Михаил Романыч слушал, и огонь в его глазах всё разгорался. И тут я допустил ошибку. Я остановился, схватил его за руку и попросил:
– Миша! Приезжай ко мне в Израиль!
Огонь не то, что бы потух. Он застыл. Очень тихо и очень твердо Миша сказал:
– Я приеду, папа. Обязательно приеду. Но не сейчас.
– ?
– Через три дня я еду в лагерь, в Швецию.
– Куда?!
– В Швецию. С тетей Ксенией, сестрой дяди Коли. У ее мужа там брат.
Паутина родственных связей дяди Коли не вызвала у меня никакого интереса. Меня волновало другое:
– Так в лагерь или к брату мужа дяди Коли?
– Мужа сестры дяди Коли. Мы с ней едем. А там – в молодежный лагерь. Они уже место оплатили.
– Лагерь христианский?
– Не знаю. Говорят, молодежный.
За четыре дня до. 14 таммуза. (24 июня). 9:30
Молодежи в синагоге не было. Помимо вечных старичков, оттисков с тех, что были здесь и тридцать лет назад, когда я временами захаживал сюда, и двадцать, присутствовало еще несколько кавказцев и пара-тройка москвичей моего возраста, может, чуть помоложе. Справа от бимы Александр Яковлевич, нестареющий, такой же крепкий, как в вышеописанные времена, читал « кадиш ятом », молитву в память об умершем. Кантор пел дурным голосом, но с чувством. Разумеется, здесь, как и повсюду от Рейна до Урала, царил ашкеназский вариант иврита, и я со своим сионистским сфарадитом выглядел залетным апикойресом, безбожником .

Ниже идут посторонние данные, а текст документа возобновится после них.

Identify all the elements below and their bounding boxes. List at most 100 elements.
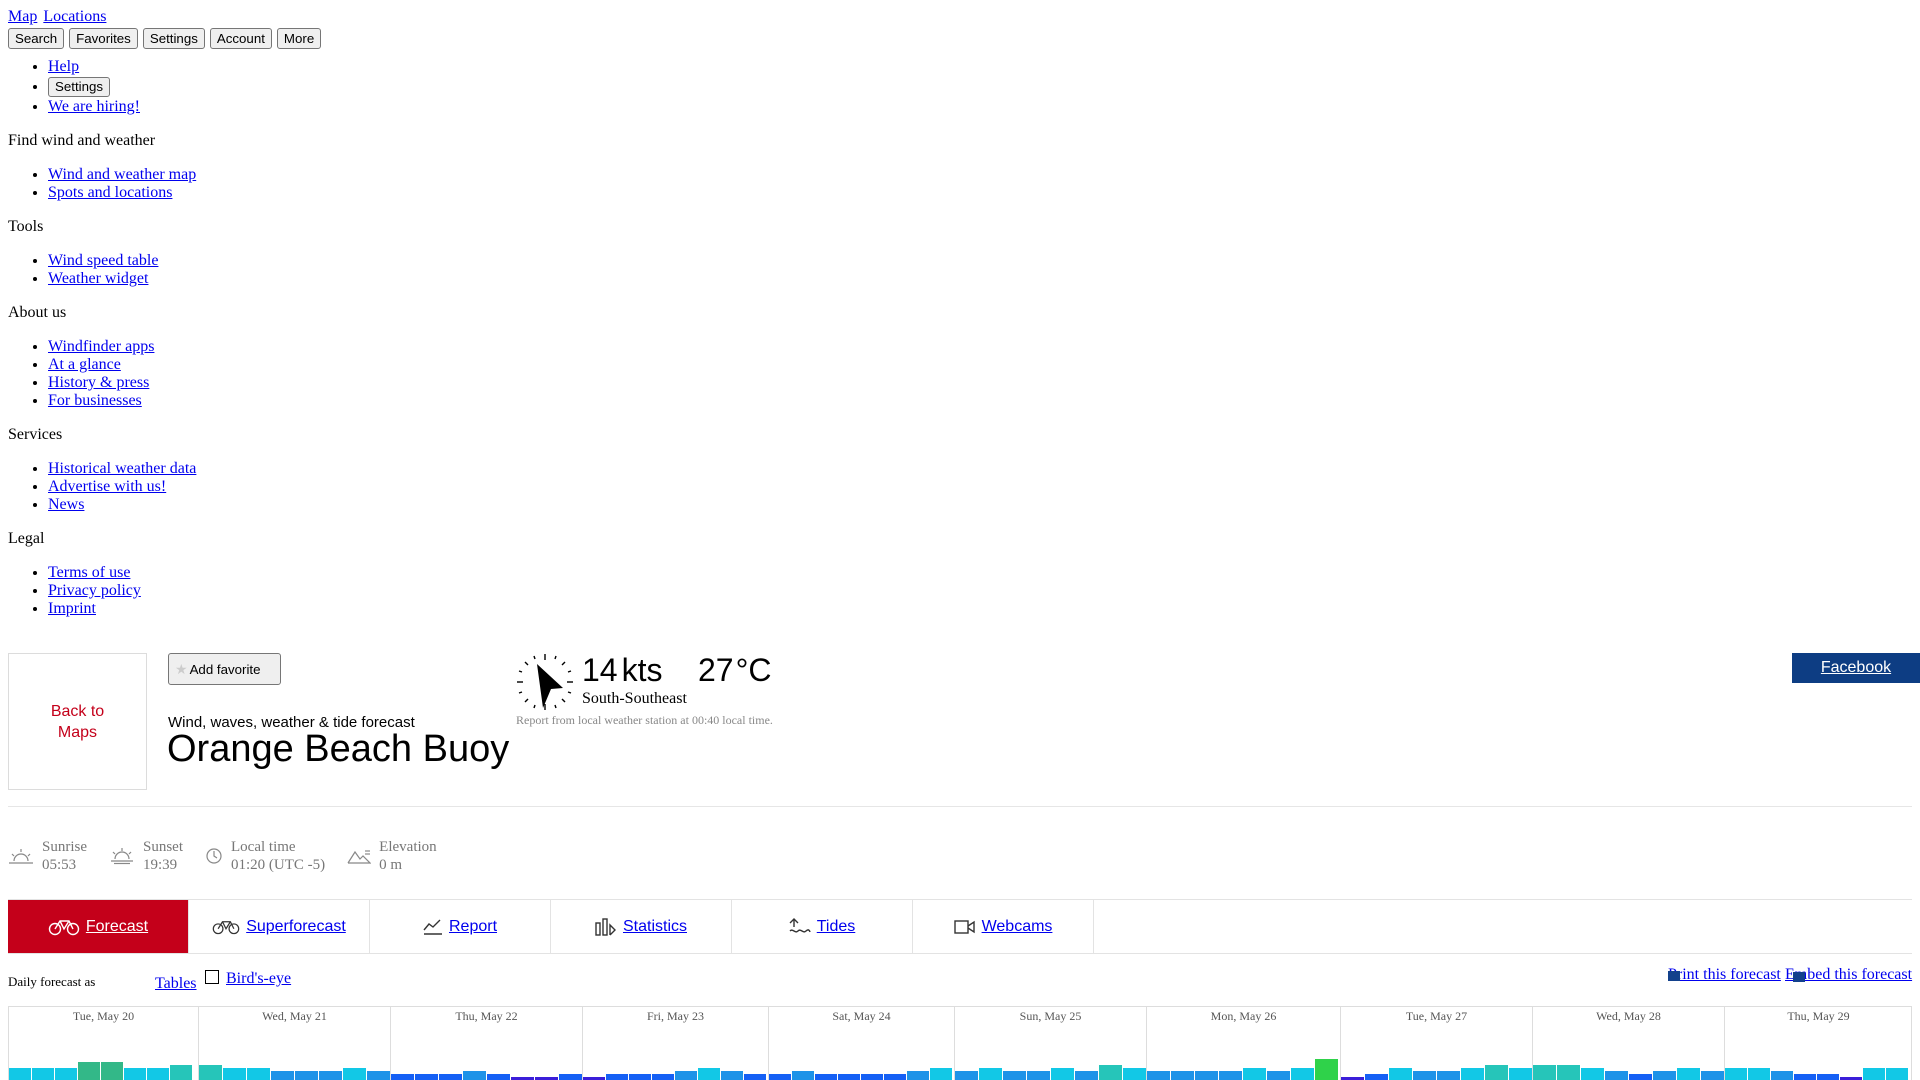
- menu-link[interactable]: Privacy policy: [48, 582, 141, 599]
- forecast-day[interactable]: Tue, May 20: [9, 1007, 199, 1080]
- birds-eye-view-link[interactable]: Bird's-eye: [226, 970, 291, 988]
- favorites-button[interactable]: Favorites: [69, 28, 138, 49]
- menu-section-title: Legal: [8, 530, 45, 547]
- menu-section: ToolsWind speed tableWeather widget: [8, 218, 408, 288]
- menu-link[interactable]: Weather widget: [48, 270, 148, 287]
- tab-statistics[interactable]: Statistics: [551, 900, 732, 953]
- tab-webcams[interactable]: Webcams: [913, 900, 1094, 953]
- menu-link[interactable]: Wind and weather map: [48, 166, 196, 183]
- forecast-day[interactable]: Tue, May 27: [1341, 1007, 1533, 1080]
- menu-link[interactable]: For businesses: [48, 392, 142, 409]
- menu-link[interactable]: History & press: [48, 374, 149, 391]
- hiring-link[interactable]: We are hiring!: [48, 98, 140, 115]
- embed-forecast-link[interactable]: Embed this forecast: [1785, 966, 1912, 984]
- settings-button[interactable]: Settings: [142, 28, 205, 49]
- birds-eye-view[interactable]: Bird's-eye: [205, 970, 291, 988]
- forecast-day[interactable]: Sat, May 24: [769, 1007, 955, 1080]
- help-link[interactable]: Help: [48, 58, 79, 75]
- menu-link[interactable]: Terms of use: [48, 564, 130, 581]
- wind-bar: [1748, 1068, 1770, 1080]
- wind-direction-label: South-Southeast: [582, 690, 687, 707]
- menu-list: Historical weather dataAdvertise with us…: [8, 460, 408, 514]
- tab-tides[interactable]: Tides: [732, 900, 913, 953]
- temperature-value: 27°C: [698, 652, 772, 688]
- wind-bar: [979, 1068, 1002, 1080]
- daily-forecast-label: Daily forecast as: [8, 974, 96, 989]
- forecast-day[interactable]: Mon, May 26: [1147, 1007, 1341, 1080]
- sunset-value: 19:39: [143, 857, 178, 873]
- locations-link[interactable]: Locations: [43, 8, 106, 25]
- tables-view-link[interactable]: Tables: [155, 975, 197, 993]
- sunset-info: Sunset 19:39: [109, 838, 183, 874]
- menu-list: Wind speed tableWeather widget: [8, 252, 408, 288]
- search-button[interactable]: Search: [8, 28, 65, 49]
- wind-bar: [124, 1068, 146, 1080]
- tab-webcams-label[interactable]: Webcams: [982, 918, 1053, 936]
- menu-link[interactable]: At a glance: [48, 356, 121, 373]
- tab-forecast-label[interactable]: Forecast: [86, 918, 148, 936]
- wind-bar: [1075, 1071, 1098, 1080]
- menu-link[interactable]: Wind speed table: [48, 252, 158, 269]
- menu-link[interactable]: Historical weather data: [48, 460, 196, 477]
- tab-report[interactable]: Report: [370, 900, 551, 953]
- list-item: We are hiring!: [48, 98, 408, 116]
- forecast-day[interactable]: Sun, May 25: [955, 1007, 1147, 1080]
- wind-bar: [559, 1074, 582, 1080]
- print-forecast-link[interactable]: Print this forecast: [1668, 966, 1781, 984]
- menu-link[interactable]: Advertise with us!: [48, 478, 166, 495]
- menu-link[interactable]: News: [48, 496, 84, 513]
- wind-bar: [1437, 1071, 1460, 1080]
- forecast-day[interactable]: Thu, May 22: [391, 1007, 583, 1080]
- back-to-maps-button[interactable]: Back to Maps: [8, 653, 147, 790]
- menu-settings-button[interactable]: Settings: [48, 77, 111, 97]
- account-button[interactable]: Account: [209, 28, 272, 49]
- sunrise-icon: [9, 849, 33, 864]
- forecast-day-label: Sat, May 24: [832, 1009, 891, 1023]
- tab-superforecast[interactable]: Superforecast: [189, 900, 370, 953]
- wind-bar: [199, 1065, 222, 1080]
- top-links: Map Locations: [8, 8, 322, 26]
- local-time-value: 01:20 (UTC -5): [231, 857, 326, 873]
- tab-tides-label[interactable]: Tides: [817, 918, 856, 936]
- elevation-info: Elevation 0 m: [347, 838, 437, 874]
- menu-link[interactable]: Windfinder apps: [48, 338, 154, 355]
- forecast-day[interactable]: Wed, May 28: [1533, 1007, 1725, 1080]
- embed-icon: [1793, 972, 1805, 982]
- wind-bar: [1243, 1068, 1266, 1080]
- tab-forecast[interactable]: Forecast: [8, 900, 189, 953]
- wind-bar: [1365, 1074, 1388, 1080]
- wind-bar: [319, 1071, 342, 1080]
- wind-bar: [815, 1074, 837, 1080]
- tab-superforecast-label[interactable]: Superforecast: [246, 918, 346, 936]
- more-button[interactable]: More: [276, 28, 322, 49]
- wind-bar: [487, 1074, 510, 1080]
- facebook-link[interactable]: Facebook: [1821, 659, 1891, 677]
- menu-link[interactable]: Imprint: [48, 600, 96, 617]
- wind-bar: [1771, 1071, 1793, 1080]
- menu-link[interactable]: Spots and locations: [48, 184, 172, 201]
- wind-bar: [1099, 1065, 1122, 1080]
- tab-report-label[interactable]: Report: [449, 918, 497, 936]
- add-favorite-button[interactable]: ★ Add favorite: [168, 653, 281, 685]
- wind-bar: [1605, 1071, 1628, 1080]
- wind-bar: [629, 1074, 651, 1080]
- wind-bar: [1315, 1059, 1338, 1080]
- forecast-day-label: Tue, May 27: [1405, 1009, 1468, 1023]
- wind-bar: [1653, 1071, 1676, 1080]
- forecast-day[interactable]: Wed, May 21: [199, 1007, 391, 1080]
- wind-bar: [721, 1071, 743, 1080]
- menu-section: Services Historical weather dataAdvertise…: [8, 426, 408, 514]
- menu-list: Wind and weather mapSpots and locations: [8, 166, 408, 202]
- wind-bar: [1219, 1071, 1242, 1080]
- top-buttons: Search Favorites Settings Account More: [8, 28, 322, 49]
- forecast-day[interactable]: Fri, May 23: [583, 1007, 769, 1080]
- facebook-button[interactable]: Facebook: [1792, 653, 1920, 683]
- forecast-day[interactable]: Thu, May 29: [1725, 1007, 1911, 1080]
- menu-section: LegalTerms of usePrivacy policyImprint: [8, 530, 408, 618]
- map-link[interactable]: Map: [8, 8, 37, 25]
- wind-bar: [247, 1068, 270, 1080]
- birds-eye-icon: [205, 970, 219, 984]
- back-to-maps-label-line2: Maps: [57, 723, 98, 741]
- clock-icon: [206, 848, 222, 864]
- tab-statistics-label[interactable]: Statistics: [623, 918, 687, 936]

Хотя снаружи купол синагоги был позолочен на редкость аляповато, внутри она по-прежнему чаровала. Высоченный потолок с орнаментом уплывал вверх. На стене слева от ковчега для хранения свитков Торы, там, где когда-то висела массивная золотая доска с молитвой за правительство СССР, теперь изящные белые буквы на синем стекле являли молитву за Российское правительство, а красовавшуюся некогда на другой стене молитву за мир во всём мире (помните, анекдотно-брежневское “Нам нужен мир… весь мир”?) заменила молитва за государство Израиль. Спасибо.